Non sempre le cose filano tutte lisce.
Stamattina, per esempio, ero di umore talmente nero che ho iniziato a pensare che magari questa cosa dei due mesi di viaggio è una bella fesseria e farei meglio a tornarmene a casa e piazzarmi sul divano.
È stata una fase che è durata poco, giusto i primi 20 km di pedalata all’uscita da Parigi, e bisogna aggiungere che avevo i miei buoni motivi. A partire dal fatto che avevo dormito poco e male, continuando con la constatazione che oggi – festa dell’Ascensione – qui in Francia è tutto ermeticamente chiuso e di conseguenza io, finalmente uscita dal loculo/chambre de bonne di cui ho raccontato ieri, non ero riuscita a trovare un posto dove fare uno straccio di colazione o bere almeno un caffè.
A questo aggiungete un tempo bigio e freddo, una pioggerella sottile e penetrante, un itinerario ciclabile attraverso alcune zone industriali periferiche piuttosto degradate e completamente deserte data la giornata di festa: il panorama dello squallore totale.
E a dare un tocco di depressione in più, l’idea che stavo facendo un percorso “a vuoto”, non per procedere alla volta di Londra, com’era nei miei piani, ma con la prospettiva di ritornare a Parigi, in treno, il giorno seguente.
Già, perché questo stramaledetto long weekend francese ha fatto sì che le città si svuotassero completamente, rendendo del tutto impossibile la ricerca di posti dove dormire lungo il tracciato. Ho provato in tutti i modi, ma non c’è stato niente da fare, anche perché su quel tratto vi sono pochi paesi e pochissime cittadine: la probabilità di dover passare le notti sotto un ponte era altissima.
Così mi sono accontentata di un’unica tappa in territorio francese, quella che in 45 km va da Parigi a Maisons Laffitte, unico luogo del percorso dove sono riuscita a trovare un albergo. Dopo di che, spostandomi via treno e bus, raggiungerò Dieppe con un itinerario abbastanza contorto.
Tornando alla strada già fatta, per fortuna dopo i primi 20 km le cose sono decisamente cambiate; e questo, se da un lato mi ha consolato della validità della decisione di percorrere un “vicolo cieco”, dall’altra mi ha fatto venire ancor più il nervoso al pensiero di quello che mi perderò nei prossimi giorni.
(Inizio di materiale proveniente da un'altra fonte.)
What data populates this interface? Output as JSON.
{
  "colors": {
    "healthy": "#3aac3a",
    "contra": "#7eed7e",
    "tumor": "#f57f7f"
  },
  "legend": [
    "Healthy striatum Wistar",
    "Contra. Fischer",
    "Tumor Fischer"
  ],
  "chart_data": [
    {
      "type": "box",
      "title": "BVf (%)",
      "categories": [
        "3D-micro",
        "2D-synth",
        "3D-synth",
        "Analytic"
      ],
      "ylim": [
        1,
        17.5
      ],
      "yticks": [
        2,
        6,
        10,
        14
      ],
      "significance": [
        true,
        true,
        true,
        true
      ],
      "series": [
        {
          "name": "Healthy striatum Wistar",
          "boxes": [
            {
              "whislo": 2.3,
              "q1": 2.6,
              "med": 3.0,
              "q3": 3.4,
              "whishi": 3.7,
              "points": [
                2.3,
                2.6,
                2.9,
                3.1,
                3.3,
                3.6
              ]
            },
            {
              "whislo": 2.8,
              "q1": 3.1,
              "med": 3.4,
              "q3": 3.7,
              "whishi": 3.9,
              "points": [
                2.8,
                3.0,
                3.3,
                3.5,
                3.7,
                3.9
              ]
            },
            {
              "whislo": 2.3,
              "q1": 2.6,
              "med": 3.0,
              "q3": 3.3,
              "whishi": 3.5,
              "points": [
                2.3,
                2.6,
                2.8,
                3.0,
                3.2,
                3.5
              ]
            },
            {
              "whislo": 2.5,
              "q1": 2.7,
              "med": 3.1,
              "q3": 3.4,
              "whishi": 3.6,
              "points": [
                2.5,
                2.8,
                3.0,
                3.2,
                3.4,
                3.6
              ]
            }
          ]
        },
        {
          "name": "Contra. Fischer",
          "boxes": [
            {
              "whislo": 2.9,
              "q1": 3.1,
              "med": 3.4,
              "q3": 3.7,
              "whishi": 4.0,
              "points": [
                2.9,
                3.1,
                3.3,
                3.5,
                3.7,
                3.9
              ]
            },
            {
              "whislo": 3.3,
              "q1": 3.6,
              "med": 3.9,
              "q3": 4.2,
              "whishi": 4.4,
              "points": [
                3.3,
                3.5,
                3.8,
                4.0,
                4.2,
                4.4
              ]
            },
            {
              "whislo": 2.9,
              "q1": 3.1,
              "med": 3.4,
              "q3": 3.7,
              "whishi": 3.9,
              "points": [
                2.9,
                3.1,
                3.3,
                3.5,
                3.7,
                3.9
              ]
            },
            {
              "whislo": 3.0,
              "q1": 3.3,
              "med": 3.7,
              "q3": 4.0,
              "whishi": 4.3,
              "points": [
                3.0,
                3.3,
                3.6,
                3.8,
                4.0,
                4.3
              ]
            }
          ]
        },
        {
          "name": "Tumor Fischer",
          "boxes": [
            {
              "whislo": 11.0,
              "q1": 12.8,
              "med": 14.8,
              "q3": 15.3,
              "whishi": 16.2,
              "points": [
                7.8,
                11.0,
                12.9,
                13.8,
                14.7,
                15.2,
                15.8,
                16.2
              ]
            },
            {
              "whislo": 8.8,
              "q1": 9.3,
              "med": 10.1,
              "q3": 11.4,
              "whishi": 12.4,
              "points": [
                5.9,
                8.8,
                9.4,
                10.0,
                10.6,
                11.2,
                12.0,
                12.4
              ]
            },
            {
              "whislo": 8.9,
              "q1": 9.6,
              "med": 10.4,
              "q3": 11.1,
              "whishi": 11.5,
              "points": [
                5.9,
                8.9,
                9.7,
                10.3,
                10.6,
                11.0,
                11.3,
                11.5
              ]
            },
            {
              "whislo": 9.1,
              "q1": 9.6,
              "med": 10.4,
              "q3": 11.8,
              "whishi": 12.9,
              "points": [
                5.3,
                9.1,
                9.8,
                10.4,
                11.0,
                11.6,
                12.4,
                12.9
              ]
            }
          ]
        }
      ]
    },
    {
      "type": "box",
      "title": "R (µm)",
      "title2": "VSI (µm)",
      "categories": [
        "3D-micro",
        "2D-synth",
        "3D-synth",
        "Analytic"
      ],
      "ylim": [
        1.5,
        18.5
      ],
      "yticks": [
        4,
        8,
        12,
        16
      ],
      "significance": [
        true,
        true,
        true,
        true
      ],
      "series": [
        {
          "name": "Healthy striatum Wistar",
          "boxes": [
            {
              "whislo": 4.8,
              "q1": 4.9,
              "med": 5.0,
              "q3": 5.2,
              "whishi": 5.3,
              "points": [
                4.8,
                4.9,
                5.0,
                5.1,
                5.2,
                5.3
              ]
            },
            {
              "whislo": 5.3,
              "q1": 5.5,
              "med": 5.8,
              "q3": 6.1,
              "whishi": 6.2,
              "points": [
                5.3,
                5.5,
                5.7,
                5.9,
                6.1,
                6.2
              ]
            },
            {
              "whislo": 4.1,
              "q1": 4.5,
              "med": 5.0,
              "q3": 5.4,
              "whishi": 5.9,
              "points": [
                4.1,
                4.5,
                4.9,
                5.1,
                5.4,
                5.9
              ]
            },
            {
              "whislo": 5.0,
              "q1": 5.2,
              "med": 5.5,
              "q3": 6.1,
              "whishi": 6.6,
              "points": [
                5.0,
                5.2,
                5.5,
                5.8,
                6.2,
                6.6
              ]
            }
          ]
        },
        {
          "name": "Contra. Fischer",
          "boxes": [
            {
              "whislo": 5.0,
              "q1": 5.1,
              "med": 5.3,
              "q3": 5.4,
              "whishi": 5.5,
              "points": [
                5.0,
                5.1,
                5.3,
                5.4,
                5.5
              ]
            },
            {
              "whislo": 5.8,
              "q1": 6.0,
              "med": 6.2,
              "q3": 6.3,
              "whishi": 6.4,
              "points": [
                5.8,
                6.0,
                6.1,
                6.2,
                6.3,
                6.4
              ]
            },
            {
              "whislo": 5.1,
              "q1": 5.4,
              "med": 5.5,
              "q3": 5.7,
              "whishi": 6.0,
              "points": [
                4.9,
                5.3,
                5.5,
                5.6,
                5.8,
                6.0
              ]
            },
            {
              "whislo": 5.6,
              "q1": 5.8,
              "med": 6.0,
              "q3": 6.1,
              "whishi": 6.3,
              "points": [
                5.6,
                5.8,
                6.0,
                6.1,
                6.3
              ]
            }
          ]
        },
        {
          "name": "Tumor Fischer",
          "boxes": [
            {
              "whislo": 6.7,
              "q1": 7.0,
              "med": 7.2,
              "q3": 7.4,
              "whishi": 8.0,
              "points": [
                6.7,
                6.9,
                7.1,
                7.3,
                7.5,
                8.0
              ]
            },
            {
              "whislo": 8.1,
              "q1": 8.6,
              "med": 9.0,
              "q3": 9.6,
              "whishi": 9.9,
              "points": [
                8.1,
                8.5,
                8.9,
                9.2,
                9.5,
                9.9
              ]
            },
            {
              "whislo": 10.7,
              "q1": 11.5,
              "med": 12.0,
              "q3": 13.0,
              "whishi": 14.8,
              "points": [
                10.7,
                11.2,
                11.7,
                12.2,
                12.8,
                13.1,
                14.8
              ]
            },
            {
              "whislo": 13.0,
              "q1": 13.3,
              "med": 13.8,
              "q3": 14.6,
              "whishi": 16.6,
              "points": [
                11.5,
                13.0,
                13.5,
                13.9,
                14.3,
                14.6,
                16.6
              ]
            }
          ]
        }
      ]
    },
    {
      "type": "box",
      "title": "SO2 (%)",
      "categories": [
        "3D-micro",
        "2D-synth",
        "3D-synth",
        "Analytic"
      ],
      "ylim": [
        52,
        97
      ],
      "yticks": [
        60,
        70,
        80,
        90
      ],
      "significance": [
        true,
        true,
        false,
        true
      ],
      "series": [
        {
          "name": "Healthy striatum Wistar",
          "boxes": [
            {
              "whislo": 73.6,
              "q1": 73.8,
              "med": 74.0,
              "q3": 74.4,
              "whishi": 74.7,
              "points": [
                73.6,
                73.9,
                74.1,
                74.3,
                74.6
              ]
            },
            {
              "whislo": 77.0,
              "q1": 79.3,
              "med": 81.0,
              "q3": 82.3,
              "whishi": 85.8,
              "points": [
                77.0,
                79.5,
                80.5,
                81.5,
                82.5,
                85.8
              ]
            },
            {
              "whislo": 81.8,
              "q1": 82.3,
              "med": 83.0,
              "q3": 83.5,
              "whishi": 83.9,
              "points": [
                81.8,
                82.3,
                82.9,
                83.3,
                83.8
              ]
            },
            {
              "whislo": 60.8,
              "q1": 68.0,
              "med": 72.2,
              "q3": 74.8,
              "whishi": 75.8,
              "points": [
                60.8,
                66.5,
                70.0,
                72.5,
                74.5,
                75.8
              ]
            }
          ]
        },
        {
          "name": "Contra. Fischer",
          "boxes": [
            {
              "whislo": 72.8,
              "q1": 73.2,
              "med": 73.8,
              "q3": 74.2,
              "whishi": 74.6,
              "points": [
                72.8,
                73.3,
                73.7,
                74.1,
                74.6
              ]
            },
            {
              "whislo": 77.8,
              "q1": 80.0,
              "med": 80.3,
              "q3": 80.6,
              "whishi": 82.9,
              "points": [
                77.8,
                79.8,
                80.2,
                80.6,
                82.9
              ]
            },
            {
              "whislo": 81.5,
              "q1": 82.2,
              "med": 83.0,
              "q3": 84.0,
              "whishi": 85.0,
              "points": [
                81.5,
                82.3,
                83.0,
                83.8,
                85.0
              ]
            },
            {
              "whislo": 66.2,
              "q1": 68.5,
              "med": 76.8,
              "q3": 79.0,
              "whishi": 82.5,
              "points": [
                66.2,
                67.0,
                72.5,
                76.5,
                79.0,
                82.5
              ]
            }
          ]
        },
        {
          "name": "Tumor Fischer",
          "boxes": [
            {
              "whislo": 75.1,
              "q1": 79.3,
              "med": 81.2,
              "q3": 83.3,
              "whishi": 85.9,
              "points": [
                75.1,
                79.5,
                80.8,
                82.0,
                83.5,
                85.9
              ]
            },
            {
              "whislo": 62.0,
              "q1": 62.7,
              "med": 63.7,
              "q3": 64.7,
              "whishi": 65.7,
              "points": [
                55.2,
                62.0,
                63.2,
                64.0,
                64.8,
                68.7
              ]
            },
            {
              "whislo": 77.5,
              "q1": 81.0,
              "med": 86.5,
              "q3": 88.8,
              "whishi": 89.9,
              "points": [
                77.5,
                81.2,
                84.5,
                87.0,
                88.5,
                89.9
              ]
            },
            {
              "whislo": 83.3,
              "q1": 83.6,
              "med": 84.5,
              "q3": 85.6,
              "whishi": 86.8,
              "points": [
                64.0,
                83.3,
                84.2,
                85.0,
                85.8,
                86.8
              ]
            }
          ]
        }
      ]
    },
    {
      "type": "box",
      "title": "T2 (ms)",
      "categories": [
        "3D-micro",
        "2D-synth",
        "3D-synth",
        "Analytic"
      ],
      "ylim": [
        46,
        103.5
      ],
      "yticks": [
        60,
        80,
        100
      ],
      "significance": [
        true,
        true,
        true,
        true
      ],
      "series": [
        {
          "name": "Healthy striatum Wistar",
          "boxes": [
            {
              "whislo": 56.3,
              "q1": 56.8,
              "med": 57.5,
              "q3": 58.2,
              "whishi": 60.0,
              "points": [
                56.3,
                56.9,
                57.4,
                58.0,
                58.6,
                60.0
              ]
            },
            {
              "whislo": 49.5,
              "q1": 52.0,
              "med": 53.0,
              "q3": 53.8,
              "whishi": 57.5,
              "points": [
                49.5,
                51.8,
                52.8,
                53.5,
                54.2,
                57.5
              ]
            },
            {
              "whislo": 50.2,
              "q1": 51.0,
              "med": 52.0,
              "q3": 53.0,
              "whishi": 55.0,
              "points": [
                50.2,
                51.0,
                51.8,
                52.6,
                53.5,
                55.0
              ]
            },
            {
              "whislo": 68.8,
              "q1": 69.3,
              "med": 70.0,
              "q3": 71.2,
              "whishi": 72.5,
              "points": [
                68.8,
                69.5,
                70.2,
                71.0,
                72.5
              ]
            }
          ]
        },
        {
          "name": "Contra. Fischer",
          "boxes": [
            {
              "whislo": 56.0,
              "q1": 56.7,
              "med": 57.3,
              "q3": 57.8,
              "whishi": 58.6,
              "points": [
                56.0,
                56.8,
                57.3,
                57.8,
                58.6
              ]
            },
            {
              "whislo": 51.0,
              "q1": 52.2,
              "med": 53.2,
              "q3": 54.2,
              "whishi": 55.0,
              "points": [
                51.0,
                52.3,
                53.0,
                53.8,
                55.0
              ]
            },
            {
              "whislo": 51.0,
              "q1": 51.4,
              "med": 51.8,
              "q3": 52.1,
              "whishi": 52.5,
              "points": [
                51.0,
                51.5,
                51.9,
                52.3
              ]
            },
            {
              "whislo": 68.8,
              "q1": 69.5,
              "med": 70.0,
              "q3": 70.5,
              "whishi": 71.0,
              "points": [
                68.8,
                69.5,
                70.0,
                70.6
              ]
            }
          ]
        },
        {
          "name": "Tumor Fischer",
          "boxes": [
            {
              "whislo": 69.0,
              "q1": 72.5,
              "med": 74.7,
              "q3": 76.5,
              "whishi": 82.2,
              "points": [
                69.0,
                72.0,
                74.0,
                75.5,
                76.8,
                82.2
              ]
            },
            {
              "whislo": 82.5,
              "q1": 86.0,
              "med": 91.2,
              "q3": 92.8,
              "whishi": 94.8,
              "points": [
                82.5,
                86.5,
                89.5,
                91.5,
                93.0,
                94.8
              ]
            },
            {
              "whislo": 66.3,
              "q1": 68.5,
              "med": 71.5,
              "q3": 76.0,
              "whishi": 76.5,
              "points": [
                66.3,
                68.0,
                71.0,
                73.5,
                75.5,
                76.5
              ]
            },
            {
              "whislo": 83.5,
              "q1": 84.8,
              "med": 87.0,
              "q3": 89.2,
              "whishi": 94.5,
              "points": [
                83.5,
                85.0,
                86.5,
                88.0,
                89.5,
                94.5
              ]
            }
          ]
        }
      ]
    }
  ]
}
Le brutte zone suburbane, infatti, a un certo punto lasciano il posto a quartieri più gradevoli, in cui la ciclovia (che corre sempre su sede autonoma e protetta) è fiancheggiata da parchi verdi.
Dopo di che, quasi improvvisamente, la Senna che scorre lì vicino si fa più visibile e si incomincia a sentire davvero il sapore della Normandia, quella dipinta in tanti quadri che conosciamo a memoria: il fiume ampio, placido e dall’acqua verdissima, fiancheggiato da una vegetazione lussureggiante e da pioppi monumentali; i piccoli paesi con i campanili a punta; le splendide case d’epoca con il loro particolarissimo stile, affacciate sul fiume e circondate da giardini talmente rigogliosi e fioriti che sembrano sul punto di prendere possesso di tutta l’area. A un certo punto, a Chatou, si attraversa il fiume passando per un’isola chiamata “isola degli Impressionisti”, e non è difficile capire perché.
Anche il paese dove dormo, Maisons-Laffitte, è notevole: prima di tutto per il suo stupendo castello barocco (che si dice essere stato di ispirazione addirittura per la reggia di Versailles), e poi per la particolarità di essere “la capitale francese del cavallo”, nel senso che qui si allenano tutti i migliori cavalli da corsa della nazione. Una delle glorie locali è infatti l’ippodromo e la sua pista di allenamento che comprende un rettilineo di ben 2,2 km, il più lungo del mondo.
Questo innegabile vanto, va detto, rende il paese un po’ monotematico: di cavalli in carne ed ossa non se ne vedono, ma il tema equino è ovunque: cartelli, statue, murales… nell’albergo dove dormo le pareti sono adornate con foto di grandi campioni a quattro zampe, fantini, selle e finimenti. Ma la cosa più sconcertante è l’ascensore, la cui porta è dipinta con un trompe-l-oeil che raffigura la porta di una scuderia, con tanto di cavallo che fa capolino: la sensazione quindi, quando la cabina arriva, è quella di infilarsi in una stalla… ma per fortuna invece le camere sono confortevolmente “a misura d’uomo”.
Domani giorno di vari trasferimenti ferroviari, anche abbastanza complessi… vedremo come va!